Cuando vi que la mano del verdulero se acercaba demasiado a las piernas de mi mujer, pensé que era hora de que yo también saliera a sacarle chispas a la pista. Y así lo hice. Tomé a una de las tantas mujeres solteronas que había por allí y me puse a menear con furia y desenfreno.

Un merengue. Ese fue mi último baile. No bien empezamos a danzar el sudor frío ya había empapado por completo mi espalda. Sentía que la sangre corría por mis venas a un ritmo más acelerado que la música. El aire me faltaba. De todas formas insistí en deslizarme hacía abajo abrazado de mi compañera. Fue como prender la mecha para detonar la bomba. Mi corazón simplemente dijo basta.

Supongo que se debe al hecho que me morí que no recuerdo nada de ese momento en particular. Por suerte para mí. Hubiera sido muy feo ver a mi mujer llorar lágrimas de cocodrilo. La cuestión es que me sumergí como en un torbellino de confusión.

Volví a flote a tiempo para ver mi funeral. Mucho no podía ver. No soy muy esotérico ni nada por el estilo. Supongo que se debe a algo con la conexión entre el alma y el cuerpo. En definitiva mi visión estaba ligada a la mole que supo ser mi yo físico. No podía ver nada, o mejor dicho, casi nada.

Sin embargo veía suficiente como para si llegaba a tener la posibilidad de revivir, no bien lo hubiese hecho, me hubiera vuelto a morir. En el asiento delantero del coche fúnebre, bien enfrente de donde estaba mi ataúd, venía mi adorable esposa. Pero la pobrecita no estaba sola.

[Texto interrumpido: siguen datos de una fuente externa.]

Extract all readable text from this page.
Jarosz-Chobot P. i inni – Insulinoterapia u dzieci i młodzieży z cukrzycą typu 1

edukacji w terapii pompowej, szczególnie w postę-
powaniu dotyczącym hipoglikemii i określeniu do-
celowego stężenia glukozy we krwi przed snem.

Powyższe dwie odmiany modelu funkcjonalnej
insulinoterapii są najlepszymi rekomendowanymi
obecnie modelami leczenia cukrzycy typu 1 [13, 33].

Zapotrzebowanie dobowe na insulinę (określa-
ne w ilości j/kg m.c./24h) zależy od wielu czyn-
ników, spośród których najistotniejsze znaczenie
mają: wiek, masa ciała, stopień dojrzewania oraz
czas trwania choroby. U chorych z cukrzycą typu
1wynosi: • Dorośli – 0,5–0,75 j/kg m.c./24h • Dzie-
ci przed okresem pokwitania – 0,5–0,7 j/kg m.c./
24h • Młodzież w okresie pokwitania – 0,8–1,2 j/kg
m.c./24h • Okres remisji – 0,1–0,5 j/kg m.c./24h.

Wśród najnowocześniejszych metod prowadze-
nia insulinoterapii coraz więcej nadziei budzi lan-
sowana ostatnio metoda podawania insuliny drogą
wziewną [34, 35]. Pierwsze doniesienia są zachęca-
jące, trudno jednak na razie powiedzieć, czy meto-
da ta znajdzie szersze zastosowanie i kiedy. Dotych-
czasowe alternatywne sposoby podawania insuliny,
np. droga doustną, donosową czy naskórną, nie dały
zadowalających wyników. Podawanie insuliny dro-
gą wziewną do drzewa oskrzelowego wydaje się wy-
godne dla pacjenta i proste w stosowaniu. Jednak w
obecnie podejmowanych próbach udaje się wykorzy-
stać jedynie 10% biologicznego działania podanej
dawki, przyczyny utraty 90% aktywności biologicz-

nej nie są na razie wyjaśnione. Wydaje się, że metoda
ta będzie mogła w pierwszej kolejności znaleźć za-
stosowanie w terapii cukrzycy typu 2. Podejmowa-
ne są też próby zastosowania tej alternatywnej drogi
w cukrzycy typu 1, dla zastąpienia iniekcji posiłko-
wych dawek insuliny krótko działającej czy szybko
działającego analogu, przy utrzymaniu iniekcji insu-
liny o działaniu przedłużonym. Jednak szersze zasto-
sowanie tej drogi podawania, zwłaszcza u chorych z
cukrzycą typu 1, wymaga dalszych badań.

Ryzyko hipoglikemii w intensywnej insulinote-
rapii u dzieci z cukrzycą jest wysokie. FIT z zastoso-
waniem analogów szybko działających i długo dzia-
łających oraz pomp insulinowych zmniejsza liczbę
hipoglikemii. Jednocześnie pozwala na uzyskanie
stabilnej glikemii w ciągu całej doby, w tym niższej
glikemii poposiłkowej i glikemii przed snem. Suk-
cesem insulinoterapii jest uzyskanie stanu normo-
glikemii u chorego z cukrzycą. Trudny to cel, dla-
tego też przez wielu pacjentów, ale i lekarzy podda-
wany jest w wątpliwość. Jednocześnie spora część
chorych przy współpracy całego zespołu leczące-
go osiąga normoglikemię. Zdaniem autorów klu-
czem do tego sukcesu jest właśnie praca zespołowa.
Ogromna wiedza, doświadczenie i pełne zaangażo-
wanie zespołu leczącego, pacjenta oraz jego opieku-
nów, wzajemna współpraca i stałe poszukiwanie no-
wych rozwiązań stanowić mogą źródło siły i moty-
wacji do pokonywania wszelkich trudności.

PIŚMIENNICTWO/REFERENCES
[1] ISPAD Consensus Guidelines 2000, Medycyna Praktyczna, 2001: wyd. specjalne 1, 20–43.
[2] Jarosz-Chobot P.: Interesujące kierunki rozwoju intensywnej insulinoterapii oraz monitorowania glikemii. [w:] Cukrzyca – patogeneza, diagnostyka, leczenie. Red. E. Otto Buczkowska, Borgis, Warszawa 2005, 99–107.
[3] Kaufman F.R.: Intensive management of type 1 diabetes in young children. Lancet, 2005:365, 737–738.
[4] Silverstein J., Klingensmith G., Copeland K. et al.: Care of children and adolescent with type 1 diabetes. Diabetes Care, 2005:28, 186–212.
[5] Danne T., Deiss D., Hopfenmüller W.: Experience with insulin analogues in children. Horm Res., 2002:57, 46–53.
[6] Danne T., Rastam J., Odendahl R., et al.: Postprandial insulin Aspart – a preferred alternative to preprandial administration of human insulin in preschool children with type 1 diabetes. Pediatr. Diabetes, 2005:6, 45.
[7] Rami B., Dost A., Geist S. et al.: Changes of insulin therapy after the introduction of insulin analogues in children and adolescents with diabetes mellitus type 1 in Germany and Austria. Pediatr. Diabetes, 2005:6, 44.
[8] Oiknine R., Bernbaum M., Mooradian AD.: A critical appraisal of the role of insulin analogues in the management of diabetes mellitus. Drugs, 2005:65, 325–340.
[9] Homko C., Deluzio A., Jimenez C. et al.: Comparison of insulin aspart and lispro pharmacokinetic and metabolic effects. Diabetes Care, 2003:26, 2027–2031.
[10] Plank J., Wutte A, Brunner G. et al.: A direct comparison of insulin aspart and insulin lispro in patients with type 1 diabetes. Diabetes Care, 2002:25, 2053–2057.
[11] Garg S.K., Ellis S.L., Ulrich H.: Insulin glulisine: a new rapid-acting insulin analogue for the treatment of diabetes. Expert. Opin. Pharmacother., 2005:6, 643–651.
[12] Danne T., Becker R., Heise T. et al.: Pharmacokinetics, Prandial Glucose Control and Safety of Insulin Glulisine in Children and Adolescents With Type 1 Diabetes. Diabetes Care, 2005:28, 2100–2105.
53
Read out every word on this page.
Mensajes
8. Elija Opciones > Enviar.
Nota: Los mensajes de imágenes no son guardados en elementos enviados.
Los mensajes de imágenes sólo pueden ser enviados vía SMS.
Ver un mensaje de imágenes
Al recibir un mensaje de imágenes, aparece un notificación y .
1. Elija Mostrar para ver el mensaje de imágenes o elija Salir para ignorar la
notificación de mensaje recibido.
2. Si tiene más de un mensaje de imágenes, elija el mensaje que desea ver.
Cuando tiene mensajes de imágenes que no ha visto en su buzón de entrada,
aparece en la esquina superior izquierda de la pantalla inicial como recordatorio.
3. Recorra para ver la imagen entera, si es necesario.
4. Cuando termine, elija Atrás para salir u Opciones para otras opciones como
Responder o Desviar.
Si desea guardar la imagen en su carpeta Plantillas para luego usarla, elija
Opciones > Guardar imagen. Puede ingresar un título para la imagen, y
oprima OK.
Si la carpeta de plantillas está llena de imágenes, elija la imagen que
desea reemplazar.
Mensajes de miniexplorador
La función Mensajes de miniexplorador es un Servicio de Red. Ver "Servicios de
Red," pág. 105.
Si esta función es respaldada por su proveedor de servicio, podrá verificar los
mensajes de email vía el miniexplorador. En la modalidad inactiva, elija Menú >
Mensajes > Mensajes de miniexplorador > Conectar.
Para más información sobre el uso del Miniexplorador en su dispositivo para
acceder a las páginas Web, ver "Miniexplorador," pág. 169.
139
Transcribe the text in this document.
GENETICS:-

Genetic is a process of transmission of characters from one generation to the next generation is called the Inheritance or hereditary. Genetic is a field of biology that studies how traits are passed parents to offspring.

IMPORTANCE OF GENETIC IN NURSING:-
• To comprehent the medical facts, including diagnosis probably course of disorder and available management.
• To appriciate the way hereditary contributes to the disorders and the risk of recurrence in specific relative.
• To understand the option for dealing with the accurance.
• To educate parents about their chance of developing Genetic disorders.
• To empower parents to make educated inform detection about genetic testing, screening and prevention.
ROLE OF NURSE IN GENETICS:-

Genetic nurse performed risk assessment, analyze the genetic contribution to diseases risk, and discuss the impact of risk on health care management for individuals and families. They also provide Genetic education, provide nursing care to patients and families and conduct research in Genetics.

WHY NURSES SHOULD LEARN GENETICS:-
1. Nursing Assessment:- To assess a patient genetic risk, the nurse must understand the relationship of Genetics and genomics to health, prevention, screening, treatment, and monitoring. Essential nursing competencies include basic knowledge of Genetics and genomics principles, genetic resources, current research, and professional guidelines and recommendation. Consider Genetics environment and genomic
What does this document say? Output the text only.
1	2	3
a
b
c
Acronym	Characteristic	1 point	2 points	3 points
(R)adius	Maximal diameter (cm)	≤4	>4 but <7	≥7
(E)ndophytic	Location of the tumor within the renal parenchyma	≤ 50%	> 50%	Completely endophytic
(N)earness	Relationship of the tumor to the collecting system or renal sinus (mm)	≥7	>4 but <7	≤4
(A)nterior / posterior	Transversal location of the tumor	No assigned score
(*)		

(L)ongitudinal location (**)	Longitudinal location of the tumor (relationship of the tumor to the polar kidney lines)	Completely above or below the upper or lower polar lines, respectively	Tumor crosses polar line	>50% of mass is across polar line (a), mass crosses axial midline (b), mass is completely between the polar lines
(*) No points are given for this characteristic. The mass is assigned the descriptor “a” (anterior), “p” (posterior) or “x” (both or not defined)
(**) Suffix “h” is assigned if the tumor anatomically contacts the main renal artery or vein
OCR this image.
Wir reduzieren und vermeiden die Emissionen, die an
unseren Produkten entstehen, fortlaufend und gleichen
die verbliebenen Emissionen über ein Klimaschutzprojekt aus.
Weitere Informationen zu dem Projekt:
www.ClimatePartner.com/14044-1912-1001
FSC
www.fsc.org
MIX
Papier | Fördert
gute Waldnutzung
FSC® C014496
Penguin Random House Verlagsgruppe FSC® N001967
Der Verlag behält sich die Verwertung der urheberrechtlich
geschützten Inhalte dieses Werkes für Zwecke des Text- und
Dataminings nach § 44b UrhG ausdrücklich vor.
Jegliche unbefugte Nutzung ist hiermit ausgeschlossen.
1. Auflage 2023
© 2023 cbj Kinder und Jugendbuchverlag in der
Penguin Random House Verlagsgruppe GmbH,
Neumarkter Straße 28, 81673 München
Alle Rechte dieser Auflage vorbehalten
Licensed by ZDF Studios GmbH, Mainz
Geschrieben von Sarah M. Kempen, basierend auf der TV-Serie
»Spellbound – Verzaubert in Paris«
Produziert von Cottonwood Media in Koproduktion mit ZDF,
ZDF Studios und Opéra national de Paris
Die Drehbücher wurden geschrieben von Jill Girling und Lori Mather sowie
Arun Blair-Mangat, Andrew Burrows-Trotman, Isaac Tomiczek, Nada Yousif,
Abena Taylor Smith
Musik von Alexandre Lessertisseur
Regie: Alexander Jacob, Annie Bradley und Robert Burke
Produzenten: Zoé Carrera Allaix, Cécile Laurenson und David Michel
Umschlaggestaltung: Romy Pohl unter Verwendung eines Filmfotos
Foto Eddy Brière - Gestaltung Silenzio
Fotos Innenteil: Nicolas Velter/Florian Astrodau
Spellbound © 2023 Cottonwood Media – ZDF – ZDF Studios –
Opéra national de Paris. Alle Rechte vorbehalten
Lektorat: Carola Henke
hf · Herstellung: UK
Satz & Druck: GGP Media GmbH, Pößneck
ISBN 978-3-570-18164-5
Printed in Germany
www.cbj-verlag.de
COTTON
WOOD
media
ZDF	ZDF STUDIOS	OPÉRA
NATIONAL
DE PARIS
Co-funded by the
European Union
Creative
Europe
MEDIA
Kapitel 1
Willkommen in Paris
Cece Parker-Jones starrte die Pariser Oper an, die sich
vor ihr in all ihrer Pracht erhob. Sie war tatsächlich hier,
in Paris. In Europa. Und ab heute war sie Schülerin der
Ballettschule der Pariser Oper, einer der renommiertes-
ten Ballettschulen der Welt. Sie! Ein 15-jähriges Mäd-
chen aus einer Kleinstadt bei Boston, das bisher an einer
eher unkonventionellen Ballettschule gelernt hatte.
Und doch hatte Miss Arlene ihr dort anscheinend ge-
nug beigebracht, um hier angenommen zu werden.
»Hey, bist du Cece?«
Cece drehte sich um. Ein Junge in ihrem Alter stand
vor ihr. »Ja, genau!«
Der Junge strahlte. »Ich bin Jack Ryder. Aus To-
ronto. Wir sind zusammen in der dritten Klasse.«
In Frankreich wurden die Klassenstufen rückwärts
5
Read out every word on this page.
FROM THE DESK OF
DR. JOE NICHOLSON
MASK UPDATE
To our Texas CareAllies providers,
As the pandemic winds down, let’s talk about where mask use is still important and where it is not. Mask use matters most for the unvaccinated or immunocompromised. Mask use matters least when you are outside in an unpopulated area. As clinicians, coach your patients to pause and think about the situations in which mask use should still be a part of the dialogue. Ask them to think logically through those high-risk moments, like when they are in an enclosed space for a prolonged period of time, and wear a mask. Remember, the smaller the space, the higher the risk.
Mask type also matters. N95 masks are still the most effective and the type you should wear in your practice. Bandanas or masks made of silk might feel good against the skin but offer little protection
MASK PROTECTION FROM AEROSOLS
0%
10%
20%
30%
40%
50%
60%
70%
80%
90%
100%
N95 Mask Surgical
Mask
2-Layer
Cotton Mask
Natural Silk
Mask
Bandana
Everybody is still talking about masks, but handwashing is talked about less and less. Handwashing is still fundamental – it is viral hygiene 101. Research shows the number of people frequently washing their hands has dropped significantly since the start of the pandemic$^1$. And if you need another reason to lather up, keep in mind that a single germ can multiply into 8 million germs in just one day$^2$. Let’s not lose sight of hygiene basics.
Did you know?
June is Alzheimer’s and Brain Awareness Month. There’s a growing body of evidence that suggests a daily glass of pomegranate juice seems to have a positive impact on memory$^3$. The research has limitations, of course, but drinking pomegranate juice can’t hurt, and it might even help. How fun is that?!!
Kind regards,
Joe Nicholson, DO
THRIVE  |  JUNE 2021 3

Junto a ella, prestando su hombro, estaba el verdulero.

Aquello fue demasiado. Mi corazón bien podía haber dejado de latir, pero yo seguía teniendo sentimientos. Bueno, no por eso hay que pensar que lo que ocurrió a continuación fue intencional. Como dije, no me interesan los espíritus, no creo que se puede alterar el mundo de los vivos desde el más allá. Creo que deberíamos considerarlo una simple casualidad.

La cuestión es que mis 150 kilos de cadáver fueron propulsados por un frenazo. Mi noble persona, con el ataúd incluido, claro está, salieron volando hacia adelante. La propulsión en cuestión fue tan fuerte, que mí pesado cuerpo voló deslizándose con bastante potencia dentro del auto.

Tan buen tino tuvo mi ataúd que no tuvo mejor objetivo que darle de lleno en la nuca a mí querida, y actualmente muerta, viuda. Cuando pude percibir que su alma había abandonado su cuerpo sentí una euforia inmensa. Por lo menos ahora podríamos bailar los dos juntos por el resto de la eternidad.